Ketua Komisi IV DPRD
Kota Balikpapan, Gasali, mengatakan pihaknya sengaja melakukan peninjauan
langsung ke lapangan setelah menerima informasi terkait kerusakan tersebut.
“Setelah kami cek ke
lapangan, memang ditemukan retakan pada dinding penahan tanah atau siring serta
area parkir yang mengalami penurunan permukaan. Namun seluruh perbaikan masih
menjadi tanggung jawab kontraktor karena proyek ini masih berada dalam masa
pemeliharaan,” kata Gasali, Selasa (14/7/2026).
Menurutnya, DPRD
ingin memastikan tidak ada risiko yang dapat membahayakan siswa maupun warga
sekolah. Apalagi bangunan tersebut sudah dimanfaatkan oleh masyarakat sebagai
fasilitas pendidikan.
“Kami tekankan bahwa
sekolah ini sudah memiliki penerima manfaat, sudah digunakan untuk aktivitas
belajar. Karena itu kami harus memastikan tidak ada hal-hal yang tidak
diinginkan terjadi. Kontraktor harus segera menyelesaikan seluruh tanggung
jawabnya sesuai kontrak,” tegasnya.
Gasali menjelaskan,
pihak kontraktor telah menyatakan kesediaannya untuk melakukan perbaikan dan
menyampaikan jadwal pekerjaan kepada DPRD. Secara kontrak, masa pemeliharaan
proyek masih berlangsung hingga Desember 2026.
Meski demikian,
Komisi IV meminta proses perbaikan tidak menunggu hingga masa pemeliharaan
berakhir. DPRD berharap seluruh pekerjaan perbaikan dapat dituntaskan dalam
waktu lebih cepat agar keamanan dan kenyamanan lingkungan sekolah tetap
terjaga.
“Kalau bisa jangan
menunggu sampai Desember 2026. Semakin cepat diselesaikan tentu semakin baik.
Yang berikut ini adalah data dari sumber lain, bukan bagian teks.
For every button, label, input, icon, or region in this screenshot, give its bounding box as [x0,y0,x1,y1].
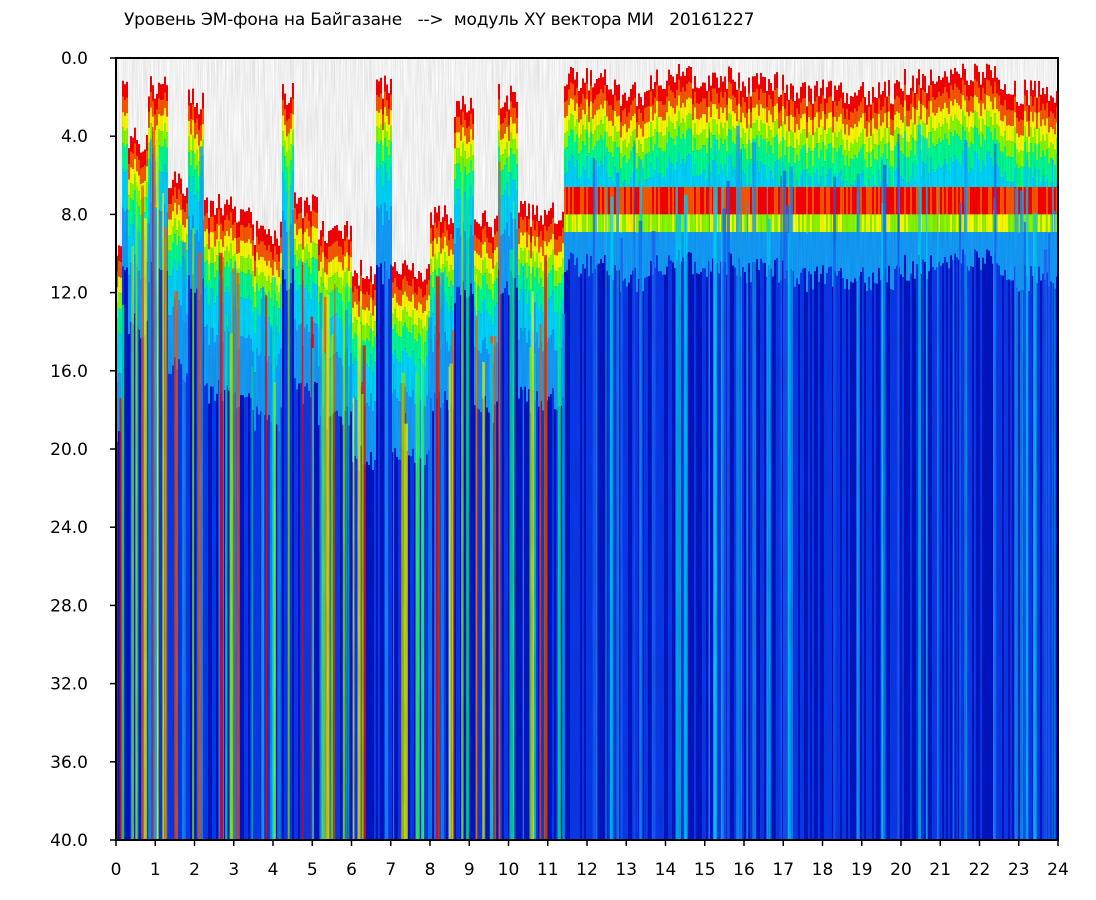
x-tick-label: 11 [537,860,559,880]
x-tick-label: 22 [969,860,991,880]
x-tick-label: 14 [655,860,677,880]
x-tick-label: 12 [576,860,598,880]
x-tick-label: 2 [189,860,200,880]
x-tick-label: 24 [1047,860,1069,880]
x-tick-label: 18 [812,860,834,880]
y-tick-label: 32.0 [50,675,88,695]
x-tick-label: 4 [268,860,279,880]
x-tick-label: 10 [498,860,520,880]
x-tick-label: 8 [425,860,436,880]
x-tick-label: 9 [464,860,475,880]
texture-overlay [116,58,1058,840]
y-tick-label: 4.0 [61,127,88,147]
y-tick-label: 0.0 [61,49,88,69]
x-tick-label: 15 [694,860,716,880]
chart-title: Уровень ЭМ-фона на Байгазане --> модуль … [124,10,755,30]
x-tick-label: 1 [150,860,161,880]
x-tick-label: 5 [307,860,318,880]
y-tick-label: 24.0 [50,518,88,538]
x-tick-label: 21 [929,860,951,880]
x-tick-label: 19 [851,860,873,880]
x-tick-label: 6 [346,860,357,880]
y-tick-label: 12.0 [50,284,88,304]
x-tick-label: 7 [385,860,396,880]
x-tick-label: 20 [890,860,912,880]
y-tick-label: 8.0 [61,205,88,225]
y-tick-label: 36.0 [50,753,88,773]
x-tick-label: 17 [772,860,794,880]
x-tick-label: 3 [228,860,239,880]
y-tick-label: 40.0 [50,831,88,851]
y-tick-label: 16.0 [50,362,88,382]
x-tick-label: 13 [615,860,637,880]
x-tick-label: 0 [111,860,122,880]
y-tick-label: 20.0 [50,440,88,460]
x-tick-label: 16 [733,860,755,880]
y-tick-label: 28.0 [50,596,88,616]
x-tick-label: 23 [1008,860,1030,880]
axes: 0.0 4.0 8.0 12.0 16.0 20.0 24.0 28.0 32.0 36.0 40.… [50,49,1069,880]
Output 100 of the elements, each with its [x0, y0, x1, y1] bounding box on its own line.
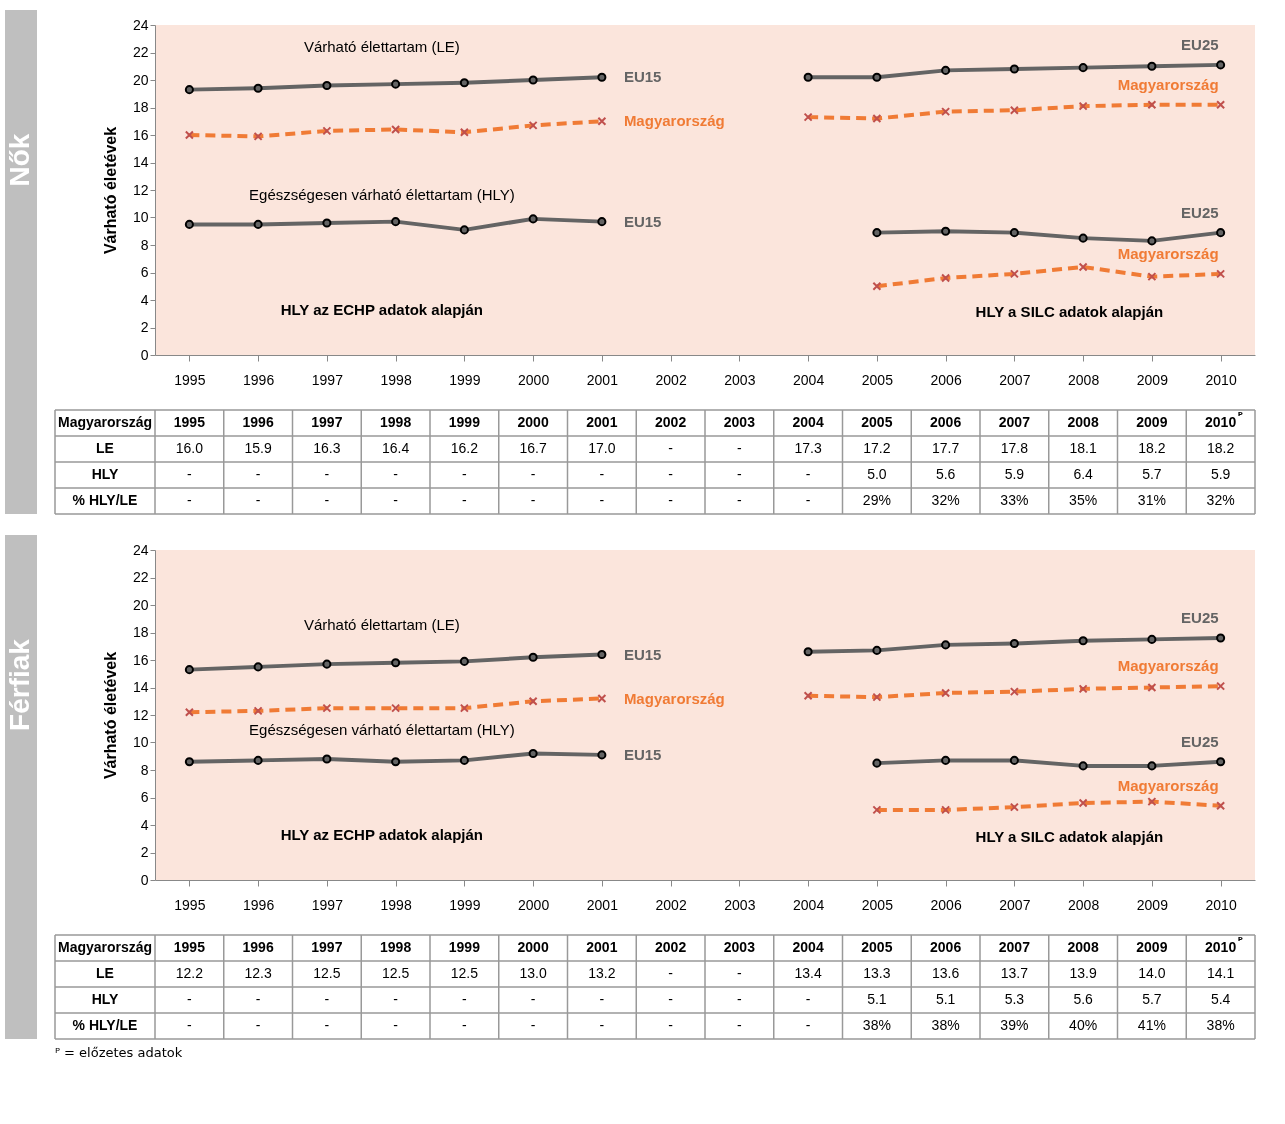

Kami berharap dalam waktu sekitar satu bulan ke depan pekerjaan perbaikan sudah
rampung karena aktivitas sekolah sudah berjalan normal,” ujarnya.
DPRD Balikpapan
menegaskan akan terus mengawasi proses perbaikan yang dilakukan kontraktor.
Pengawasan tersebut dilakukan untuk memastikan kualitas bangunan sesuai standar
dan tidak menimbulkan risiko bagi siswa, guru maupun masyarakat yang
beraktivitas di lingkungan sekolah. (mid)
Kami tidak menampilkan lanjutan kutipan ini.